The IJ found that Al-Abbodi's evidence failed to establish a likelihood "that someone in his situation would be singled out and targeted for torture by the government." Id. at 65. The BIA affirmed the IJ's rejection of Al-Abbodi's CAT claim.
II. Discussion
A. The BIA's Discretionary Decision to Deny Al-Abbodi's Request for a Waiver of Inadmissibility
Al-Abbodi seeks judicial review of the BIA's rejection of his request for a waiver of inadmissibility under 8 U.S.C. §§ 1159(c) and 1182(h). We generally have no jurisdiction to review a denial of relief under § 1182(h) or a decision in which discretion is vested in the Attorney General (ordinarily acting through the BIA or IJ), see 8 U.S.C. § 1252(a)(2)(B), except to resolve a constitutional or legal question, see id. § 1252(a)(2)(D); Munis v. Holder, 720 F.3d 1293, 1295 (10th Cir. 2013) ("The agency's discretionary denial of a waiver of inadmissibility or adjustment of status is unreviewable in the absence of a legal or constitutional question.") (construing § 1182(h)(1)(B)). Al-Abbodi did not raise any discernible legal or constitutional question with respect to the discretionary denial of his waiver application under §§ 1159(c) and 1182(h)(2).
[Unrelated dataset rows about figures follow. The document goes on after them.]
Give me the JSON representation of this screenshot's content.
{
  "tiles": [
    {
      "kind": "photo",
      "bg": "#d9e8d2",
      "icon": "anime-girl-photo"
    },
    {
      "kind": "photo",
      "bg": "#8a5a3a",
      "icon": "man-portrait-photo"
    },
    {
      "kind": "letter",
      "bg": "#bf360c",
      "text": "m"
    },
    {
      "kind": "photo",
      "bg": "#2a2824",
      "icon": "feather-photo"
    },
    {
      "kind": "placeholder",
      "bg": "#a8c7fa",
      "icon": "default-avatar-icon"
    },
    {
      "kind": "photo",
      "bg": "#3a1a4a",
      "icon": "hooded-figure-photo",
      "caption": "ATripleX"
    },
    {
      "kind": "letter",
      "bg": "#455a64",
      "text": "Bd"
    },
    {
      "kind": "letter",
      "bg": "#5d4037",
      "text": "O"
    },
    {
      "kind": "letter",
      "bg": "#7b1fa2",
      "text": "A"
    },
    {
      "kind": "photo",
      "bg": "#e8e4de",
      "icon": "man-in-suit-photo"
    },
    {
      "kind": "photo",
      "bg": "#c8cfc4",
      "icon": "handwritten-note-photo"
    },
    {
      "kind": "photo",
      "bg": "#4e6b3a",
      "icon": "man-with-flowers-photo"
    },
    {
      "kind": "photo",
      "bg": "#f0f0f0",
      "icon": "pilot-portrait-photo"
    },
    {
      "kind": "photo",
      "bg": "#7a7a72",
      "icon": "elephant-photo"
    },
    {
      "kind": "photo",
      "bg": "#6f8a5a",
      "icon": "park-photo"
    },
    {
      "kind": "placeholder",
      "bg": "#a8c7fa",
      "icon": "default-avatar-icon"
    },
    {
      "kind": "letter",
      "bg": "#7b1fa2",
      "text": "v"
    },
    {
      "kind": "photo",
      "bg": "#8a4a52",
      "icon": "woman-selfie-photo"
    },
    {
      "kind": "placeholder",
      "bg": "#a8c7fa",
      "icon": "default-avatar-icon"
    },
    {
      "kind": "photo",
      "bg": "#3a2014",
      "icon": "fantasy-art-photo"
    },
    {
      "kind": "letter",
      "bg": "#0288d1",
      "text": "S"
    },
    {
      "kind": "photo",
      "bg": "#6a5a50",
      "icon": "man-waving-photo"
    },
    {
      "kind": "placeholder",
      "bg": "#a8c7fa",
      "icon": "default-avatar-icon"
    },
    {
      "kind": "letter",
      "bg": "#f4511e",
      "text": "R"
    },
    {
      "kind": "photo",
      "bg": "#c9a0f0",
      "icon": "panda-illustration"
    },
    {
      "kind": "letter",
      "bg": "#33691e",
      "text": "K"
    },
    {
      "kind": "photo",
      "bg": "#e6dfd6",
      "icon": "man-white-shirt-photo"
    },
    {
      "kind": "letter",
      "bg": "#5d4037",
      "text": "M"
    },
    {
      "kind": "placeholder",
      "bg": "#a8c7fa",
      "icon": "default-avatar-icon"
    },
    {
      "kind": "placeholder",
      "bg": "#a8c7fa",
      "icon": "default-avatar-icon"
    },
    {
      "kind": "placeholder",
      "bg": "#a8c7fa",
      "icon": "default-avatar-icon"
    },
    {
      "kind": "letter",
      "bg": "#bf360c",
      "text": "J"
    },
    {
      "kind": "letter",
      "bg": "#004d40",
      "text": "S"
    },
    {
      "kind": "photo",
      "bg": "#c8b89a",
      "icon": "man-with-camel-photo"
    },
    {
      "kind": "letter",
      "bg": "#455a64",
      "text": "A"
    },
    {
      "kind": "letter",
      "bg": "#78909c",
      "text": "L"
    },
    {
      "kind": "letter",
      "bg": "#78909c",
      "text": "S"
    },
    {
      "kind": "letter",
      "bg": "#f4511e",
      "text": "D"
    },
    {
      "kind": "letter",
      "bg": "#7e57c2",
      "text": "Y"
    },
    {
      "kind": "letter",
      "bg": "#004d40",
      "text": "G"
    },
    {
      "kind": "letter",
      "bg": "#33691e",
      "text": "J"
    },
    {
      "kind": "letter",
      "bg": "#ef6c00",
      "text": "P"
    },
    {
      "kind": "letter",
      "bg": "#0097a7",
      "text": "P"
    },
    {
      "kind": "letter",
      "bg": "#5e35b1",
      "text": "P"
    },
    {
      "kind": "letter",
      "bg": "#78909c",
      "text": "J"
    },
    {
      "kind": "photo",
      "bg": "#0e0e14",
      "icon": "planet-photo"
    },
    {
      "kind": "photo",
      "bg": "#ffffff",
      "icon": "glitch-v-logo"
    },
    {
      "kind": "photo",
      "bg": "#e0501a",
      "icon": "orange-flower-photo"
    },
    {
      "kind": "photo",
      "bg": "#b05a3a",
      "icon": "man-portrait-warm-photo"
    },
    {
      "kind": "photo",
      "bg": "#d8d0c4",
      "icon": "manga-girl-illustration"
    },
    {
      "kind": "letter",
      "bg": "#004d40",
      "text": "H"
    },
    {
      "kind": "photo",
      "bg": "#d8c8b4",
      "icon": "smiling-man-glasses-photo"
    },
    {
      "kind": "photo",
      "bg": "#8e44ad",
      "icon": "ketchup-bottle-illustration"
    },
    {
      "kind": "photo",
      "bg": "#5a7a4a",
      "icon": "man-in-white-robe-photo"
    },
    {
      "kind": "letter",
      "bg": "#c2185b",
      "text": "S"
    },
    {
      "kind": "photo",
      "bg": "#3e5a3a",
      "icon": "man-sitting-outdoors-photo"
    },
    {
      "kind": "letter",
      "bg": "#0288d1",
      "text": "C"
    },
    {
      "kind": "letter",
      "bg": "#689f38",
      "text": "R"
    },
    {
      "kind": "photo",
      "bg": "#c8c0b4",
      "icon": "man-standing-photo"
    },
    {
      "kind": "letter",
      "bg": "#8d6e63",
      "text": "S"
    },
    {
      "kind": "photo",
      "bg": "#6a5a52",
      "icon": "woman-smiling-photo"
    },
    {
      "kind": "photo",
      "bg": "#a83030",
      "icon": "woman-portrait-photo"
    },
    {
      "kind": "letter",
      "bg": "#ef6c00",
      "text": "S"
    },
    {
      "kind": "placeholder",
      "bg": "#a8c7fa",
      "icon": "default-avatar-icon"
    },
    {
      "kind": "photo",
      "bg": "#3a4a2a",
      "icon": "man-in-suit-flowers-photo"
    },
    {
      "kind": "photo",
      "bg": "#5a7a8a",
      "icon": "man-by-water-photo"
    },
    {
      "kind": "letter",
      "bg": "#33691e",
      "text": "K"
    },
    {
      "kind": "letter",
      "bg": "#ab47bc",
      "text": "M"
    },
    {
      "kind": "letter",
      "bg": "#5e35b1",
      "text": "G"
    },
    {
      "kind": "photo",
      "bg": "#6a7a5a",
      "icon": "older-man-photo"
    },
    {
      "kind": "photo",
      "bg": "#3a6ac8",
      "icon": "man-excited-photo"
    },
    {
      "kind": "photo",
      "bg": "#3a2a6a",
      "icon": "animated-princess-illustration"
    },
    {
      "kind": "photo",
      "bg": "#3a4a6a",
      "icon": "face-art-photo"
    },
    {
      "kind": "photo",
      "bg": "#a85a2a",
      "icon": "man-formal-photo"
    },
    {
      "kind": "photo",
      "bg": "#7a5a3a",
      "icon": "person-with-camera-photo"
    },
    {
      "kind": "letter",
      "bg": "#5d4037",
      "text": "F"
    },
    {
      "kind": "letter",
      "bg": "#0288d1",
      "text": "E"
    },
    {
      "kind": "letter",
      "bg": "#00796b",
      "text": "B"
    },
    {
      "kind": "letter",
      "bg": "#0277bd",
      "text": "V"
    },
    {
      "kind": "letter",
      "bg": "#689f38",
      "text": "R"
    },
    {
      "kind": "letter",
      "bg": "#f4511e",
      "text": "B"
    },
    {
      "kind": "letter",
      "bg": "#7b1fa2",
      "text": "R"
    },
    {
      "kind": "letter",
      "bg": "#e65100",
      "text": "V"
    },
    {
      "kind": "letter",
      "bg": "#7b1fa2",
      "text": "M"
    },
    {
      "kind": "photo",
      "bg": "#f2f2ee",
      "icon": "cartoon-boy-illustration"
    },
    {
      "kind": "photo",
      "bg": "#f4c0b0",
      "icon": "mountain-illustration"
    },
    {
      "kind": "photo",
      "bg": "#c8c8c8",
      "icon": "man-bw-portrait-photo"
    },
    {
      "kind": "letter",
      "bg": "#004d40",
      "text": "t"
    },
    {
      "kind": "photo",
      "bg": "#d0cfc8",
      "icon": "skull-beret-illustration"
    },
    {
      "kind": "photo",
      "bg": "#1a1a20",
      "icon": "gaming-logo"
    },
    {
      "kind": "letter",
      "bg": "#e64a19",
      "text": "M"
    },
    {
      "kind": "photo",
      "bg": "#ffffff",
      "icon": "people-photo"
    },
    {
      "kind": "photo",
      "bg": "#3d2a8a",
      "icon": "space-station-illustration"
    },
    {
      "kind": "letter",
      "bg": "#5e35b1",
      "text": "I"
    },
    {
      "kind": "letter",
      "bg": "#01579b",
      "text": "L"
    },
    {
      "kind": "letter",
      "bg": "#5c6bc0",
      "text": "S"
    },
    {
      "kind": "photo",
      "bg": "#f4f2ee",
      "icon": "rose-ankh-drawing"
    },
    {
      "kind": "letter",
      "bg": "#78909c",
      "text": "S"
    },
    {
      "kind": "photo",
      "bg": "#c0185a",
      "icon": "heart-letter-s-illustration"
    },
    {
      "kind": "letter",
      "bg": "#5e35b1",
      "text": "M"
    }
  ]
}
We therefore lack jurisdiction to review that denial. See Patel v. Garland, No. 20-979, ___ S.Ct. ___, 2022 WL 1528346, at *7 (May 16, 2022) ("[A] noncitizen may not bring a factual challenge to [an] order[] denying discretionary relief." (internal quotation marks omitted)); Alzainati v. Holder, 568 F.3d 844, 850 (10th Cir. 2009) ("[C]hallenges directed solely at the agency's discretionary . . . determinations remain outside the scope of judicial review." (internal quotation marks omitted)); cf. Munis, 720 F.3d at 1295 ("[T]he hardship determination required for a waiver of inadmissibility under § 1182(h)(1)(B) is an unreviewable discretionary decision.").
B. The BIA's Rejection of Al-Abbodi's CAT Claim
To be entitled to protection under the CAT, an alien "must establish that it is more likely than not that he or she would be tortured if removed to the proposed country of removal." Zhi Wei Pang v. Holder, 665 F.3d 1226, 1233-34 (10th Cir. 2012) (internal quotation marks omitted). The BIA found Al-Abbodi's evidence showed "an insufficient likelihood of future torture by or with the consent or acquiescence of an authorized individual" to support a CAT claim. Admin. R., vol. 1 at 7. We review this "finding[] of fact under a substantial-evidence standard. Under this standard, the BIA's findings of fact are conclusive unless the record demonstrates that any reasonable adjudicator would be compelled to conclude to the contrary." Takwi v. Garland, 22 F.4th 1180, 1184 (10th Cir. 2022) (citation, brackets, and internal quotation marks omitted). Al-Abbodi does not cite any record evidence that undermines the BIA's finding. But ample evidence supports the finding, and we therefore deny review of the BIA's rejection of Al-Abbodi's CAT claim.
This appeal involves a single BIA member's brief order under 8 C.F.R. § 1003.1(e)(5). As a result, "the BIA's affirmance is the final agency decision, and we limit our review to the grounds for the BIA's decision. However, we may consult the immigration judge's fuller explanation of those same grounds." Takwi, 22 F.4th at 1184 (citation and internal quotation marks omitted).
III. Conclusion
We dismiss the petition for review in part for lack of jurisdiction and otherwise deny the petition.
[*] After examining the briefs and appellate record, this panel has determined unanimously that oral argument would not materially assist in the determination of this appeal. See Fed. R. App. P. 34(a)(2); 10th Cir. R. 34.1(G). The case is therefore submitted without oral argument. This order and judgment is not binding precedent, except under the doctrines of law of the case, res judicata, and collateral estoppel. It may be cited, however, for its persuasive value consistent with Fed. R. App. P. 32.1 and 10th Cir. R. 32.1.